I too know of a couple of people who have been denied tenure this past year despite having published a book with a reputable press. I also know many unemployed history PhDs. This knowledge is indeed disturbing. When I look around my department, I see more and more adjuncts and graduate students teaching "core" classes. If I were cynical, I would think that my university is not concerned with academic freedom, paying its employees a livable wage, or with the quality of education students receive. If I were cynical, I would think that my university is only concerned with receiving government grants in nanoscience, improving its athletic program, and strengthening its brand name in the hope of generating greater profits.
Thanks for writing great posts about the AHA. I enjoyed reading each one. If you don't mind, may I request a post topic. If you have time, could you write about your experience assembling conference panels?
Have a happy New Year!
Meant to try and track you down at the interview panel, but ended up in an interview and afterwards the last thing I wanted to do was to have someone ask me any more questions or tell me what an idiot I was to not have prepared for the question (only one!) I had to fluff through.
Re: alternate occupations for historians, my research interests would make head of an archive or rare book library as equally appropriate a career trajectory as a faculty position, so have spent a little time poking around learning about the credentials for this sort of thing. Computer failures mean I no longer have the bookmarked page, but there are some fellowship programs that have emerged recently that are specifically aimed at addressing the fact that humanities PhDs are pretty good candidates to run archives and libraries. Many of these have a digital media component as this is now a standard part of training for librarians.
Now if I was really helpful I'd go track down the links...
One thing that the library field is doing, however, is offering dual degree programs in history and archives -- both at the master's level. That still doesn't overcome the general distate for PhD historians, but might be a good move for people who know early on that they want to be archivists.

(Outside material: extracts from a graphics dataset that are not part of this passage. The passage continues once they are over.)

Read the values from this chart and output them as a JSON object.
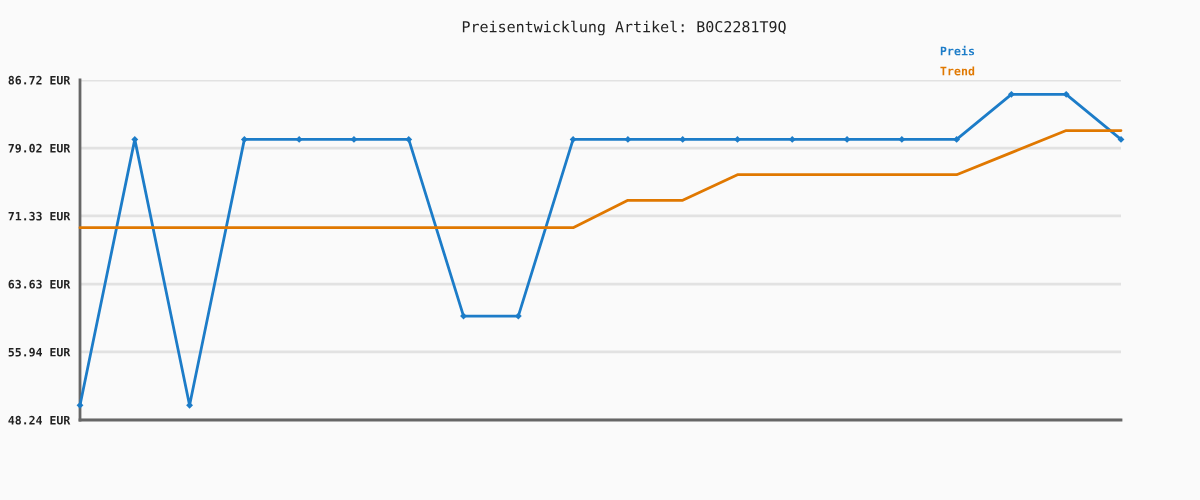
{
  "chart_data": {
    "type": "line",
    "title": "Preisentwicklung Artikel: B0C2281T9Q",
    "categories": [
      null,
      null,
      null,
      null,
      null,
      null,
      null,
      null,
      null,
      null,
      null,
      null,
      null,
      null,
      null,
      null,
      null,
      null,
      null,
      null
    ],
    "series": [
      {
        "name": "Preis",
        "color": "#1c7cc8",
        "marker": "diamond",
        "values": [
          49.9,
          80.0,
          49.9,
          80.0,
          80.0,
          80.0,
          80.0,
          60.0,
          60.0,
          80.0,
          80.0,
          80.0,
          80.0,
          80.0,
          80.0,
          80.0,
          80.0,
          85.1,
          85.1,
          80.0
        ]
      },
      {
        "name": "Trend",
        "color": "#e07800",
        "values": [
          70.0,
          70.0,
          70.0,
          70.0,
          70.0,
          70.0,
          70.0,
          70.0,
          70.0,
          70.0,
          73.1,
          73.1,
          76.0,
          76.0,
          76.0,
          76.0,
          76.0,
          78.5,
          81.0,
          81.0
        ]
      }
    ],
    "ylim": [
      48.24,
      86.72
    ],
    "yticks": [
      {
        "value": 48.24,
        "label": "48.24 EUR"
      },
      {
        "value": 55.94,
        "label": "55.94 EUR"
      },
      {
        "value": 63.63,
        "label": "63.63 EUR"
      },
      {
        "value": 71.33,
        "label": "71.33 EUR"
      },
      {
        "value": 79.02,
        "label": "79.02 EUR"
      },
      {
        "value": 86.72,
        "label": "86.72 EUR"
      }
    ],
    "grid": "y",
    "legend": "top right",
    "tick_labels": "y"
  }
}
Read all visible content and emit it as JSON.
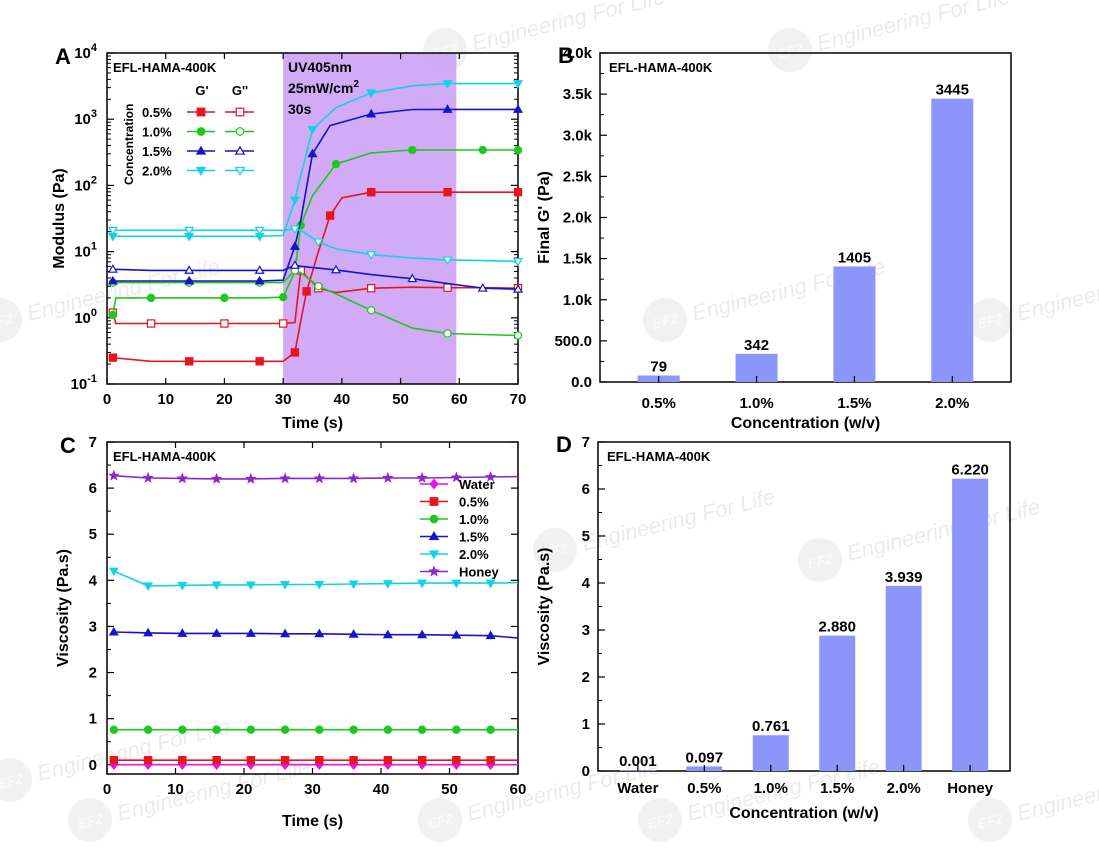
{
  "watermark": {
    "text": "Engineering For Life",
    "logo": "EF2"
  },
  "chart_data": [
    {
      "id": "A",
      "panel_label": "A",
      "type": "line",
      "xlabel": "Time (s)",
      "ylabel": "Modulus (Pa)",
      "xlim": [
        0,
        70
      ],
      "ylim_log10": [
        -1,
        4
      ],
      "x_ticks": [
        0,
        10,
        20,
        30,
        40,
        50,
        60,
        70
      ],
      "y_tick_exponents": [
        -1,
        0,
        1,
        2,
        3,
        4
      ],
      "y_scale": "log",
      "sample_label": "EFL-HAMA-400K",
      "legend": {
        "title": "Concentration",
        "col_g1": "G'",
        "col_g2": "G''",
        "labels": [
          "0.5%",
          "1.0%",
          "1.5%",
          "2.0%"
        ]
      },
      "uv_box": {
        "x_range": [
          30,
          59.5
        ],
        "color": "#c99cf3",
        "lines": [
          "UV405nm",
          "25mW/cm",
          "30s"
        ],
        "sup": "2"
      },
      "series": [
        {
          "conc": "0.5%",
          "color": "#e8141e",
          "G1": [
            [
              1,
              0.25
            ],
            [
              7.5,
              0.22
            ],
            [
              14,
              0.22
            ],
            [
              20,
              0.22
            ],
            [
              26,
              0.22
            ],
            [
              30,
              0.22
            ],
            [
              32,
              0.3
            ],
            [
              33,
              0.9
            ],
            [
              34,
              2.5
            ],
            [
              36,
              10
            ],
            [
              38,
              35
            ],
            [
              40,
              65
            ],
            [
              45,
              79
            ],
            [
              52,
              79
            ],
            [
              58,
              79
            ],
            [
              64,
              79
            ],
            [
              70,
              79
            ]
          ],
          "G2": [
            [
              1,
              1.2
            ],
            [
              1.5,
              0.82
            ],
            [
              7.5,
              0.82
            ],
            [
              14,
              0.82
            ],
            [
              20,
              0.82
            ],
            [
              26,
              0.82
            ],
            [
              30,
              0.82
            ],
            [
              32,
              0.85
            ],
            [
              33,
              5.2
            ],
            [
              34,
              4.2
            ],
            [
              36,
              2.8
            ],
            [
              39,
              2.4
            ],
            [
              45,
              2.8
            ],
            [
              52,
              2.9
            ],
            [
              58,
              2.85
            ],
            [
              64,
              2.85
            ],
            [
              70,
              2.8
            ]
          ]
        },
        {
          "conc": "1.0%",
          "color": "#1ec81e",
          "G1": [
            [
              1,
              1.1
            ],
            [
              1.5,
              2.0
            ],
            [
              7.5,
              2.0
            ],
            [
              14,
              2.0
            ],
            [
              20,
              2.0
            ],
            [
              26,
              2.0
            ],
            [
              30,
              2.05
            ],
            [
              32,
              5
            ],
            [
              33,
              25
            ],
            [
              35,
              70
            ],
            [
              39,
              210
            ],
            [
              45,
              310
            ],
            [
              52,
              342
            ],
            [
              58,
              342
            ],
            [
              64,
              342
            ],
            [
              70,
              342
            ]
          ],
          "G2": [
            [
              1,
              3.4
            ],
            [
              7.5,
              3.4
            ],
            [
              14,
              3.4
            ],
            [
              20,
              3.4
            ],
            [
              26,
              3.4
            ],
            [
              30,
              3.4
            ],
            [
              32,
              5.2
            ],
            [
              33,
              4.8
            ],
            [
              36,
              3.0
            ],
            [
              39,
              2.3
            ],
            [
              45,
              1.3
            ],
            [
              52,
              0.7
            ],
            [
              58,
              0.58
            ],
            [
              64,
              0.56
            ],
            [
              70,
              0.54
            ]
          ]
        },
        {
          "conc": "1.5%",
          "color": "#1414c8",
          "G1": [
            [
              1,
              3.6
            ],
            [
              7.5,
              3.6
            ],
            [
              14,
              3.6
            ],
            [
              20,
              3.6
            ],
            [
              26,
              3.6
            ],
            [
              30,
              3.7
            ],
            [
              32,
              12
            ],
            [
              33,
              30
            ],
            [
              35,
              300
            ],
            [
              38,
              800
            ],
            [
              45,
              1200
            ],
            [
              52,
              1400
            ],
            [
              58,
              1405
            ],
            [
              64,
              1405
            ],
            [
              70,
              1405
            ]
          ],
          "G2": [
            [
              1,
              5.4
            ],
            [
              7.5,
              5.2
            ],
            [
              14,
              5.2
            ],
            [
              20,
              5.2
            ],
            [
              26,
              5.2
            ],
            [
              30,
              5.2
            ],
            [
              32,
              6.2
            ],
            [
              33,
              6.0
            ],
            [
              39,
              5.3
            ],
            [
              45,
              4.5
            ],
            [
              52,
              3.9
            ],
            [
              58,
              3.3
            ],
            [
              64,
              2.8
            ],
            [
              70,
              2.7
            ]
          ]
        },
        {
          "conc": "2.0%",
          "color": "#14d2e6",
          "G1": [
            [
              1,
              17
            ],
            [
              7.5,
              17
            ],
            [
              14,
              17
            ],
            [
              20,
              17
            ],
            [
              26,
              17
            ],
            [
              30,
              17.5
            ],
            [
              32,
              60
            ],
            [
              33,
              140
            ],
            [
              35,
              700
            ],
            [
              39,
              1500
            ],
            [
              45,
              2500
            ],
            [
              52,
              3200
            ],
            [
              58,
              3445
            ],
            [
              64,
              3445
            ],
            [
              70,
              3445
            ]
          ],
          "G2": [
            [
              1,
              21
            ],
            [
              7.5,
              21
            ],
            [
              14,
              21
            ],
            [
              20,
              21
            ],
            [
              26,
              21
            ],
            [
              30,
              21
            ],
            [
              32,
              22
            ],
            [
              33,
              21
            ],
            [
              36,
              14
            ],
            [
              39,
              11
            ],
            [
              45,
              9
            ],
            [
              52,
              8
            ],
            [
              58,
              7.5
            ],
            [
              64,
              7.3
            ],
            [
              70,
              7.1
            ]
          ]
        }
      ]
    },
    {
      "id": "B",
      "panel_label": "B",
      "type": "bar",
      "xlabel": "Concentration (w/v)",
      "ylabel": "Final G' (Pa)",
      "sample_label": "EFL-HAMA-400K",
      "categories": [
        "0.5%",
        "1.0%",
        "1.5%",
        "2.0%"
      ],
      "values": [
        79,
        342,
        1405,
        3445
      ],
      "value_labels": [
        "79",
        "342",
        "1405",
        "3445"
      ],
      "ylim": [
        0,
        4000
      ],
      "y_ticks": [
        0,
        500,
        1000,
        1500,
        2000,
        2500,
        3000,
        3500,
        4000
      ],
      "y_tick_labels": [
        "0.0",
        "500.0",
        "1.0k",
        "1.5k",
        "2.0k",
        "2.5k",
        "3.0k",
        "3.5k",
        "4.0k"
      ],
      "bar_color": "#8c96fa"
    },
    {
      "id": "C",
      "panel_label": "C",
      "type": "scatter",
      "xlabel": "Time (s)",
      "ylabel": "Viscosity (Pa.s)",
      "xlim": [
        0,
        60
      ],
      "ylim": [
        -0.2,
        7
      ],
      "x_ticks": [
        0,
        10,
        20,
        30,
        40,
        50,
        60
      ],
      "y_ticks": [
        0,
        1,
        2,
        3,
        4,
        5,
        6,
        7
      ],
      "sample_label": "EFL-HAMA-400K",
      "series": [
        {
          "name": "Water",
          "color": "#e614e6",
          "marker": "diamond",
          "x": [
            1,
            6,
            11,
            16,
            21,
            26,
            31,
            36,
            41,
            46,
            51,
            56,
            60
          ],
          "y": [
            0.001,
            0.001,
            0.001,
            0.001,
            0.001,
            0.001,
            0.001,
            0.001,
            0.001,
            0.001,
            0.001,
            0.001,
            0.001
          ]
        },
        {
          "name": "0.5%",
          "color": "#e8141e",
          "marker": "square",
          "x": [
            1,
            6,
            11,
            16,
            21,
            26,
            31,
            36,
            41,
            46,
            51,
            56,
            60
          ],
          "y": [
            0.1,
            0.1,
            0.1,
            0.1,
            0.1,
            0.1,
            0.1,
            0.1,
            0.1,
            0.1,
            0.1,
            0.1,
            0.1
          ]
        },
        {
          "name": "1.0%",
          "color": "#1ec81e",
          "marker": "circle",
          "x": [
            1,
            6,
            11,
            16,
            21,
            26,
            31,
            36,
            41,
            46,
            51,
            56,
            60
          ],
          "y": [
            0.76,
            0.76,
            0.76,
            0.76,
            0.76,
            0.76,
            0.76,
            0.76,
            0.76,
            0.76,
            0.76,
            0.76,
            0.76
          ]
        },
        {
          "name": "1.5%",
          "color": "#1414c8",
          "marker": "triangle-up",
          "x": [
            1,
            6,
            11,
            16,
            21,
            26,
            31,
            36,
            41,
            46,
            51,
            56,
            60
          ],
          "y": [
            2.88,
            2.86,
            2.85,
            2.85,
            2.85,
            2.84,
            2.84,
            2.83,
            2.82,
            2.82,
            2.81,
            2.8,
            2.75
          ]
        },
        {
          "name": "2.0%",
          "color": "#14d2e6",
          "marker": "triangle-down",
          "x": [
            1,
            6,
            11,
            16,
            21,
            26,
            31,
            36,
            41,
            46,
            51,
            56,
            60
          ],
          "y": [
            4.2,
            3.88,
            3.89,
            3.9,
            3.9,
            3.91,
            3.91,
            3.92,
            3.93,
            3.94,
            3.94,
            3.94,
            3.95
          ]
        },
        {
          "name": "Honey",
          "color": "#8c28c8",
          "marker": "star",
          "x": [
            1,
            6,
            11,
            16,
            21,
            26,
            31,
            36,
            41,
            46,
            51,
            56,
            60
          ],
          "y": [
            6.27,
            6.22,
            6.21,
            6.2,
            6.2,
            6.21,
            6.21,
            6.21,
            6.22,
            6.22,
            6.23,
            6.24,
            6.25
          ]
        }
      ]
    },
    {
      "id": "D",
      "panel_label": "D",
      "type": "bar",
      "xlabel": "Concentration (w/v)",
      "ylabel": "Viscosity (Pa.s)",
      "sample_label": "EFL-HAMA-400K",
      "categories": [
        "Water",
        "0.5%",
        "1.0%",
        "1.5%",
        "2.0%",
        "Honey"
      ],
      "values": [
        0.001,
        0.097,
        0.761,
        2.88,
        3.939,
        6.22
      ],
      "value_labels": [
        "0.001",
        "0.097",
        "0.761",
        "2.880",
        "3.939",
        "6.220"
      ],
      "ylim": [
        0,
        7
      ],
      "y_ticks": [
        0,
        1,
        2,
        3,
        4,
        5,
        6,
        7
      ],
      "bar_color": "#8c96fa"
    }
  ]
}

That said, I did try to make a move into the archives field several years ago, thinking that it was a natural fit for a PhD historian. I found a tremendous amount of animosity towards PhDs in the library field. The librarians/archivist seem to feel that the PhDs are somehow failed in their own field and are now encroaching upon and threatening the librarians' employment without having the actual professional creditials of a librarian. They feel that PhDs are somehow trying to leap into management positions without paying their dues in the entry-level (low-paying, part-time, without benefits, requiring a master's degree) postitions. While the National Archives tends to favor historians, the same is not necessarily true of other repositories.
That isn't to say that this should not be a viable career path for historians, because it should. I've worked in archives that did not employ historians or people with a familiarity with and their collections and access policies were a fright for that reason. The AHA should address various public career paths for historians, but they should know that they are up against this sort of prejudice.
Another perspective relevant to university hiring:
http://www.fredoneverything.net/PadreKinoUniversity.shtml
Later comment than the others...I've returned from the AHA, caught up on sleep, and read your posts. Our panel was mainly female & the topic was a gender/cultural one. We had a great time slot and a good room. No revving engines!!! The program committee included several people I know & I can't imagine that they would deliberately go after particular panels. Isn't the "when" pretty much luck of the draw? And ditto the bad rooms?
I wish I'd been able to get to some of those panels! For some reason, pretty much all of them were across from the very few panels in my field. Sorry I missed meeting you, too.